De acordo com o documento consultado esta sexta-feira pela Lusa, a autarquia liderada por Pedro Duarte (PSD/CDS-PP/IL) aponta que “não está prevista ser construída a primeira fase da Via Corniche a partir da Rua do TIC [Terminal Intermodal de Campanhã], essencial e imperativa para que o acesso ao parque de estacionamento subterrâneo nascente da estação LAV [linha de alta velocidade] não congestione o trânsito automóvel em toda a envolvente”.

“Segundo o RECAPE [Relatório de Conformidade Ambiental do Projeto de Execução], a Via Corniche, entre a Rua do Freixo e a Rua do TIC, será executada pela Câmara Municipal do Porto”, mas esta autarquia contesta, recordando que “havia sido acordado anteriormente, entre a IP [Infraestruturas de Portugal] e a CMP, que para além da Câmara Municipal do Porto, outras entidades a definir executariam a primeira fase”.

Citando uma ata de uma reunião tida em dezembro entre Câmara, IP e o consórcio AVAN (Mota-Engil, Serena, Teixeira Duarte, Casais, Alves Ribeiro, Conduril e Gabriel Couto), responsável pela construção da linha de alta velocidade, sobre a Via Corniche, a autarquia salienta que “foi referido que, apesar da execução desta via não constituir obrigação contratual da Concessionária (…), o facto de um primeiro tramo da mesma (entre a Rua Pinheiro de Campanhã na zona do Terminal Intermodal de Campanhã (TIC) e a Praça da Estação AV) ter sido incluído no RECAPE foi visto, tanto pela IP como pela CMP, como uma proposta que se considera poder ser francamente positiva”.
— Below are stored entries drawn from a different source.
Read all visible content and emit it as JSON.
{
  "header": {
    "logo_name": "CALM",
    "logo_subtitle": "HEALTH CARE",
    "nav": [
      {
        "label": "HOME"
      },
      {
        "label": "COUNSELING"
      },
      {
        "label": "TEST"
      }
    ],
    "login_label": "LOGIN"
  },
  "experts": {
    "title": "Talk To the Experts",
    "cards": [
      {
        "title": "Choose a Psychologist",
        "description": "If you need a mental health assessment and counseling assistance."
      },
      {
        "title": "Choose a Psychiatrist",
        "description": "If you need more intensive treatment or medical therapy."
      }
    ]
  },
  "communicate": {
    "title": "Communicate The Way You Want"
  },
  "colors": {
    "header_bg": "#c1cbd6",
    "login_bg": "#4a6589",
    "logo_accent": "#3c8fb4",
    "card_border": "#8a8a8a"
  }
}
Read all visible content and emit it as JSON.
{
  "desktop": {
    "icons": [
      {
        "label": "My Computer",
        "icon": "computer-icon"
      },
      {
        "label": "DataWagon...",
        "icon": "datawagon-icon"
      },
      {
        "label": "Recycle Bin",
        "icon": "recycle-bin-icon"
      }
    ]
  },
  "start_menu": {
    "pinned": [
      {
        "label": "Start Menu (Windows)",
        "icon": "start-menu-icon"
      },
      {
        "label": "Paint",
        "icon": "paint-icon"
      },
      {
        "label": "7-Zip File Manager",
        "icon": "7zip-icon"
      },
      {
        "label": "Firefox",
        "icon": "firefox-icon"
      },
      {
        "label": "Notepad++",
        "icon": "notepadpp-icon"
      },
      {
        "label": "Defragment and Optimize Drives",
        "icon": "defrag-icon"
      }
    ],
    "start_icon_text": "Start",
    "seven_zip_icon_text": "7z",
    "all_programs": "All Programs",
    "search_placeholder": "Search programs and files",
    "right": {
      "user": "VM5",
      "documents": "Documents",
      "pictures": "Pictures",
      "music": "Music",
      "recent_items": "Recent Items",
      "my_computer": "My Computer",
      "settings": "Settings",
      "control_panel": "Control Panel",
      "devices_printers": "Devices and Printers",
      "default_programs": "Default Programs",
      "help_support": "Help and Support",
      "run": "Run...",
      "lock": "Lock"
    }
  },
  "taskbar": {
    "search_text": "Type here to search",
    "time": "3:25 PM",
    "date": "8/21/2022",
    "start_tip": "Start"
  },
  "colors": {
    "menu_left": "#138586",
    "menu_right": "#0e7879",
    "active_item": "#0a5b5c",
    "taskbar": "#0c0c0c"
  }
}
Porém, tal não foi incluído no RECAPE, pelo que a Câmara do Porto vinca que “deve ser assegurada a execução efetiva da Via Corniche, nomeadamente entre a Rua do TIC e o estacionamento nascente da nova estação LAV, como condição essencial para o funcionamento do sistema”, defendendo que “esta condição é essencial e imperativa para que o acesso ao parque de estacionamento subterrâneo nascente da estação LAV não congestione o trânsito automóvel em toda a envolvente”.

Para a nova ala este da estação de Campanhã está prevista a construção de uma nova praça e um parque de estacionamento subterrâneo com capacidade para 620 viaturas.

No seu parecer, a Câmara do Porto considera ainda necessário assegurar “a robustez do modelo de interface multimodal e a sua capacidade futura”, a “qualidade dos percursos pedonais e cicláveis” e “a clara organização dos diferentes modos de transporte”, não colocando “objeção à manutenção de espaço para táxis/TVDE” na atual praça poente.

Em julho, a Lusa noticiou que o novo projeto para a estação mantinha espaço ao automóvel na atual praça, ao contrário da versão anterior, que devolvia totalmente o espaço aos peões e demolia uma entrada para o parque de estacionamento subterrâneo, potenciando o espaço público para outros fins que não o da circulação automóvel.

Porém, no projeto entretanto aprovado mantém-se a praça de táxis, o acesso ao estacionamento e uma via de circulação para carros até praticamente à porta do edifício principal, tendo o consórcio a “intenção de arborizar a praça poente frente ao edifício de estação novecentista e de condicionar o trânsito apenas a veículos autorizados, táxis e acesso ao parque de estacionamento”.

Na terça-feira, a Agência Portuguesa do Ambiente considerou que o projeto de execução da futura linha ferroviária de alta velocidade entre Porto e Gaia está em conformidade com a Declaração de Impacto Ambiental (DIA) anteriormente emitida, dando ‘luz verde’ à empreitada.

A linha de alta velocidade deverá ligar Porto e Lisboa numa hora e 15 minutos em 2032, com paragens possíveis em Gaia, Aveiro, Coimbra e Leiria, e o percurso Porto-Vigo (via aeroporto do Porto, Braga, Ponte de Lima e Valença) em 50 minutos, em 2032.